Mistaking intent for quality, Chalk N Duster’s greatest drawback is that it tries to take the high moral ground without substantiating its material or projecting the least bit of depth, feels Sukanya Verma
Teachers play an irreplaceable role in every child’s life. They not just impart education but see a spark in raw minds, hone its potential and believe in it when no one else will.
Of course, there are also haughty teachers who will ruin a kid’s confidence and torment them unreasonably in the name of discipline.
But Chalk N Duster isn’t concerned with the latter variety or even advocating literacy.

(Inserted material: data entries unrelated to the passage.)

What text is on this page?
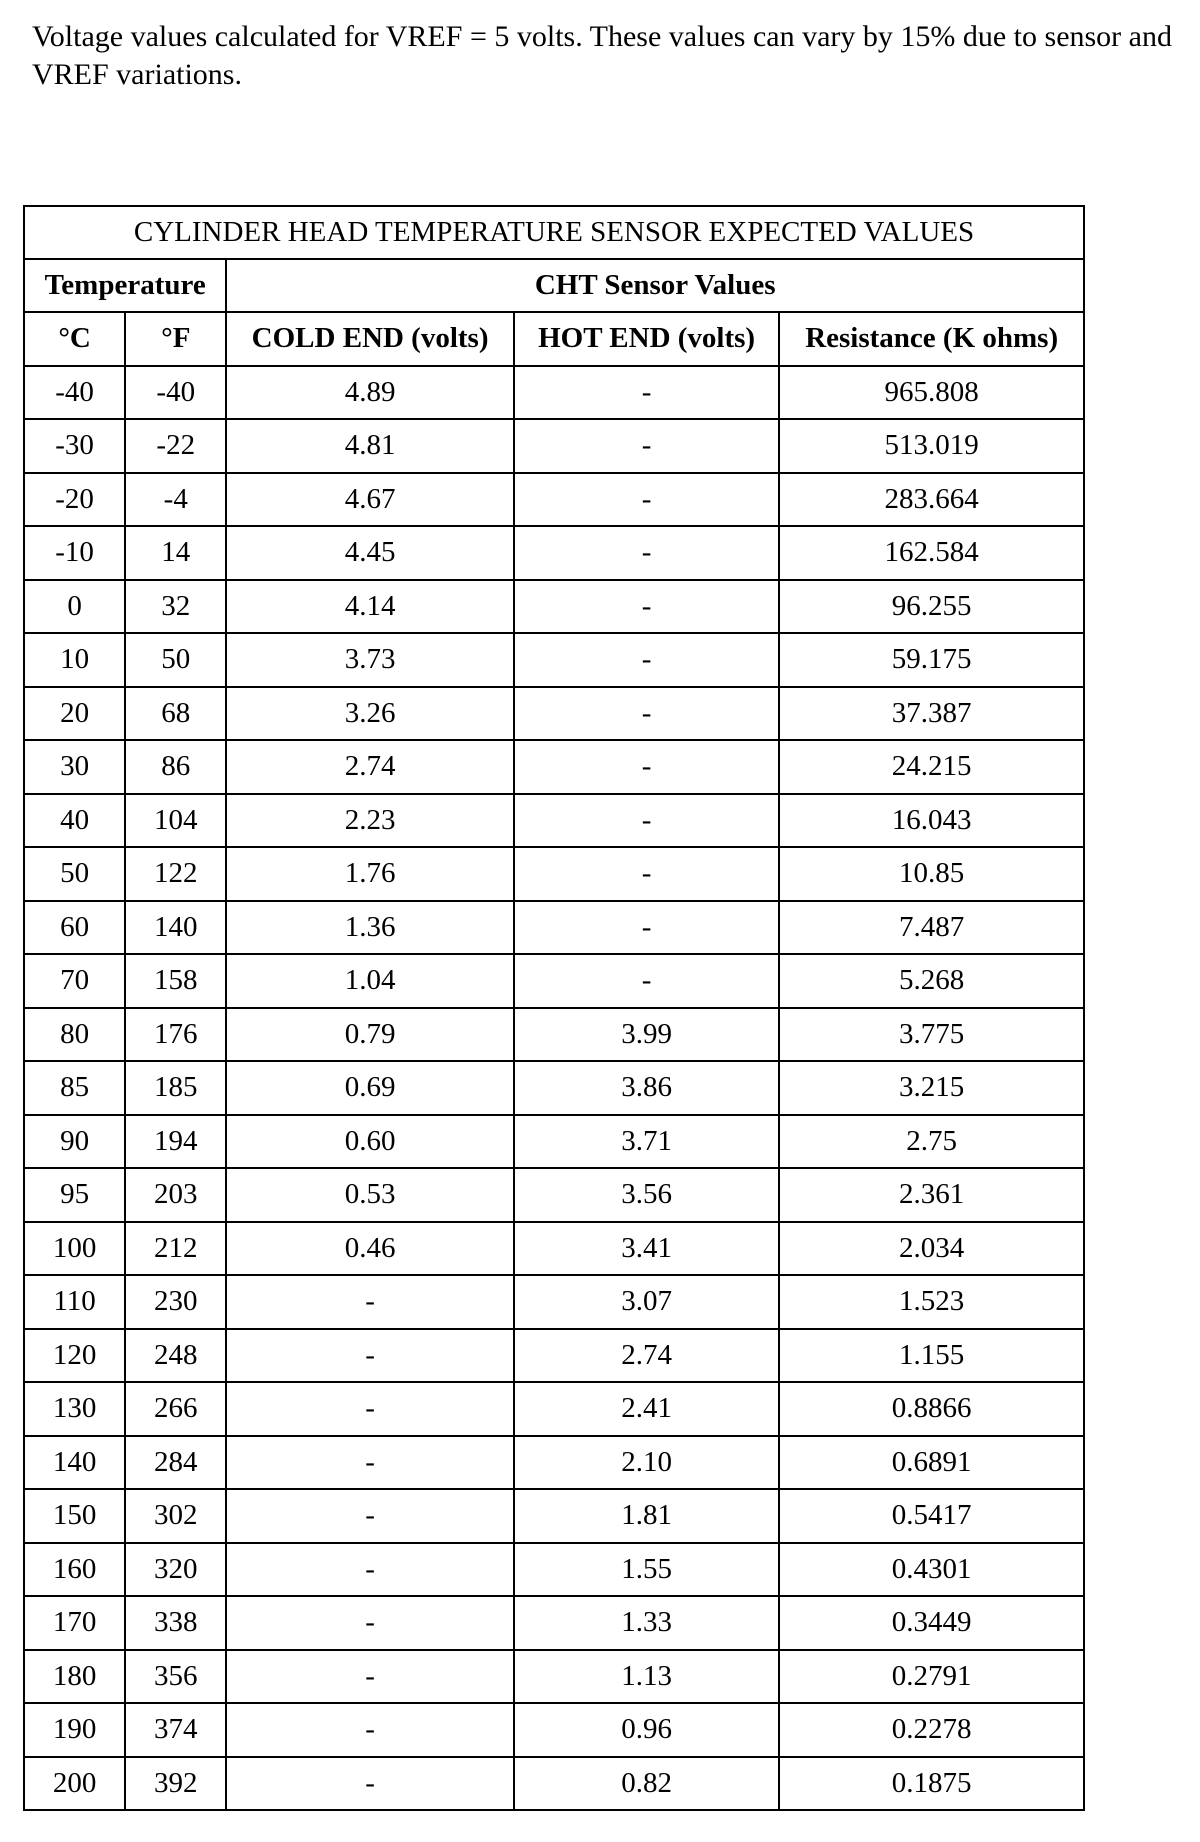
Voltage values calculated for VREF = 5 volts. These values can vary by 15% due to sensor and VREF variations.

CYLINDER HEAD TEMPERATURE SENSOR EXPECTED VALUES				
Temperature		CHT Sensor Values		
°C	°F	COLD END (volts)	HOT END (volts)	Resistance (K ohms)
-40	-40	4.89	-	965.808
-30	-22	4.81	-	513.019
-20	-4	4.67	-	283.664
-10	14	4.45	-	162.584
0	32	4.14	-	96.255
10	50	3.73	-	59.175
20	68	3.26	-	37.387
30	86	2.74	-	24.215
40	104	2.23	-	16.043
50	122	1.76	-	10.85
60	140	1.36	-	7.487
70	158	1.04	-	5.268
80	176	0.79	3.99	3.775
85	185	0.69	3.86	3.215
90	194	0.60	3.71	2.75
95	203	0.53	3.56	2.361
100	212	0.46	3.41	2.034
110	230	-	3.07	1.523
120	248	-	2.74	1.155
130	266	-	2.41	0.8866
140	284	-	2.10	0.6891
150	302	-	1.81	0.5417
160	320	-	1.55	0.4301
170	338	-	1.33	0.3449
180	356	-	1.13	0.2791
190	374	-	0.96	0.2278
200	392	-	0.82	0.1875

Its prime aim is to highlight the plight of overworked, underpaid schoolteachers and the need for substantial perks or privileges.
A respectable enough idea that would make for a compelling viewing under better hands but director Jayant Gilatar’s sloppy ‘tribute’ never ever develops into anything noteworthy.
Shabana Azmi’s Vidya Sawant, who plays a committed Mathematics teacher in a private school, is the sort of life-altering ideal, students are likely to remember and revere till the end.
Her close colleague Jyoti (Juhi Chawla) specialises in Chemistry and mimicry, which she doesn’t teach but appears to be her only distinguishing attribute in Chalk N Duster’s loose narrative.
As the proverbial thorn in this rosy picture, Divya Dutta’s ambitious, vicious supervisor Kamini Gupta conspires along with one of the school’s dim-witted, boorish trustees (Arya Babbar) to take over (an utterly graceful) Zarina Wahab as principal and revamp the institute into an upmarket, exclusive brand by giving hell to its qualified tutoring staff.
Basically it’s goodbye chairs, complimentary tea. Ideally, such injustice should hit a poignant nerve but Gilatar’s ‘saas-bahu’ treatment of the tamely written face-offs between the harassed teachers and the tyrant principal or her toady, accompanied by a blaring, ill-fitted background score renders it absurd.
One minute we are subjected to prolonged scenes of exhausted teachers, next there’s abba-jabba-dabba fame’s Upasana Singh fantasising about giving a black eye to the rude supervisor.
There’s also this strange obsession with Gujarati characters and language, which means the Prime Minister of India will invariably find a mention. (There’s even a picture of him in the teacher’s staff room.)
What’s clumsier is the contrived route it takes to heighten the impact of its sanctimonious viewpoint and provide quick fixes. Mistaking intent for quality, Chalk N Duster’s greatest drawback is that it tries to take the high moral ground without substantiating its material or projecting the least bit of depth.
There are stray moments when Chalk N Duster demonstrates the kind of film it could have been. Like the powerful outburst scene where Shabana Azmi blows up Divya Dutta’s inflated ego into smithereens or Juhi’s passionate appeal seeking Arjuns to come to Dronacharya’s rescue on television and most consistently Divya Dutta’s delightful hostility.
Despite those hideous wigs and tacky clothes, Dutta exudes a chilling callousness and shrewd confidence that almost makes you blind to partner-in-crime Arya Babbar’s exasperating presence. Others like Jackie Shroff and Richa Chadda are wasted in wishy-washy roles that don’t add up.
Still, if any of this helps the cause of teachers, good for Team Chalk N Duster. Where movie making is concerned, Gilatar needs to start on a clean slate.